The newly declassified papers show that the Viceroy at the time, Lord Linlithgow, sent a telegram to the war cabinet stating he was “strongly in favour of letting (Gandhi) starve to death”.

However, other senior politicians in London took the view that Gandhi’s death in custody might spark open rebellion across India.

Lord Halifax, the former foreign secretary and ambassador to the US, told the cabinet the day after Gandhi was arrested: “Whatever the disadvantages of letting him out, his death in detention would be worse.”

Eventually, ministers decided in January 1943 that although they could not publicly give in to a hunger strike, they would be willing to release him on compassionate grounds if it seemed he was likely to die.
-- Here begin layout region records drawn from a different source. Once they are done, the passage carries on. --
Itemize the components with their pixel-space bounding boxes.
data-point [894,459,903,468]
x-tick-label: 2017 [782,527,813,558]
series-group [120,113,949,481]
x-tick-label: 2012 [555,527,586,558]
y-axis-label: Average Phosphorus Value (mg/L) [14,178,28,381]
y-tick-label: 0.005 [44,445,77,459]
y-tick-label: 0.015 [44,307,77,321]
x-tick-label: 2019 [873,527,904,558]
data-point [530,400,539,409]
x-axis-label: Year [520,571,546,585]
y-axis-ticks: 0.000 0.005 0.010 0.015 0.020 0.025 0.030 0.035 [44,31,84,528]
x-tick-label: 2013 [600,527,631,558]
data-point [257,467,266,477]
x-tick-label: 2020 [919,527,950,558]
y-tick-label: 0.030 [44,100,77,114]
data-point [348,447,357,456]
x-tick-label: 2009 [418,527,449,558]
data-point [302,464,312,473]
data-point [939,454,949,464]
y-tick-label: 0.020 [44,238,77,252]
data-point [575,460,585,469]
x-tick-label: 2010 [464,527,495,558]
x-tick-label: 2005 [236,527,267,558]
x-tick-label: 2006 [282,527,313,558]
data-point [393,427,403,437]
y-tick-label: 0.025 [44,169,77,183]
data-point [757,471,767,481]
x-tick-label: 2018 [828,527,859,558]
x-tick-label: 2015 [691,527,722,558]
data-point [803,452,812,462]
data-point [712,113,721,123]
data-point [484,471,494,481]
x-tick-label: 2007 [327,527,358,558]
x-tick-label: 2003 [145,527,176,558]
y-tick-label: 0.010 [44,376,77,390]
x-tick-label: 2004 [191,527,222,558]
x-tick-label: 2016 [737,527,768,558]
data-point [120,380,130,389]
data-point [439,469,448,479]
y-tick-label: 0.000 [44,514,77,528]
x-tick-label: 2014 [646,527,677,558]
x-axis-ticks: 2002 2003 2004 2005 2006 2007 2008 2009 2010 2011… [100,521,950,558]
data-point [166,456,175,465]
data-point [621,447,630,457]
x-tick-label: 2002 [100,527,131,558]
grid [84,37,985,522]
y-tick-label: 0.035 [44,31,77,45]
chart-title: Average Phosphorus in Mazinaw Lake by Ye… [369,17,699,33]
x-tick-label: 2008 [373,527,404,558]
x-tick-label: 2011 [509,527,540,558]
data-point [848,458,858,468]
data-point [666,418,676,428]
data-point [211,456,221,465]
Sir Stafford Cripps, the minister for aircraft production who had failed to persuade Gandhi to support the British war effort the previous year, said: “He is such a semi-religious figure that his death in our hands would be a great blow and embarrassment to us.”

Churchill’s instincts, however, were similar to those of Linlithgow.

The minutes, now available at the National Archives in Kew, west London, show Churchill expressing the view (in the shorthand employed by Brook): “I wd keep him there and let him do as he likes. But if you are going to let him out because he strikes, then let him out now.”

Churchill was adamant that if Gandhi had to be released, the action should not be depicted as a moral victory for him but rather a compassionate gesture by his British jailers. “Cab(inet) feel v strongly on principle of release because of strike,” the documents state. “Wd prefer to release as act of grace because det(ained) 6 (months) and we’ve beaten him.”

Gandhi was freed in 1944 because of fears that even if he died because of his frail condition, it might seem to the world that the British had allowed him to starve to death.

Churchill’s dislike of Gandhi was well known. After Gandhi had met the viceroy in 1931, Churchill made his notorious jibe: “It is alarming and nauseating to see Mr Gandhi, a seditious Middle Temple lawyer, now posing as a fakir of a type well known in the east, striding half naked up the steps of the viceregal palace, while he is still organising and conducting a campaign of civil disobedience, to parlay on equal terms with the representative of the Emperor-King.”

After Indian Independence, Churchill made up with Jawaharlal Nehru who had earlier travelled to Germany and had shared the British leader’s assessment of the threat posed to all mankind by the rise of Nazi Germany. Since Gandhi was assassinated in 1948, it is impossible to say if Churchill would have revised his opinion had the two met in different circumstances.

Somehow, although this must remain a matter of historical speculation, it seems unlikely. While Churchill and Nehru shared an aristocratic upbringing and a Harrow education, there was almost nothing he had in common with Gandhi.

Today, the British are not entirely blind about Churchill’s many faults but he retains a unique place in the affections of the nation. For example, an old feature film, Young Winston, featuring his acts of derring-do, was shown on television yesterday.

The British realise that without him they may have lost to Hitler ? incidentally, yesterday’s documents also reveal that Churchill had made it clear that if Hitler was caught he was to be put to death without bothering with a trial. At least, even Churchill did not advocate such an extreme solution for Gandhi.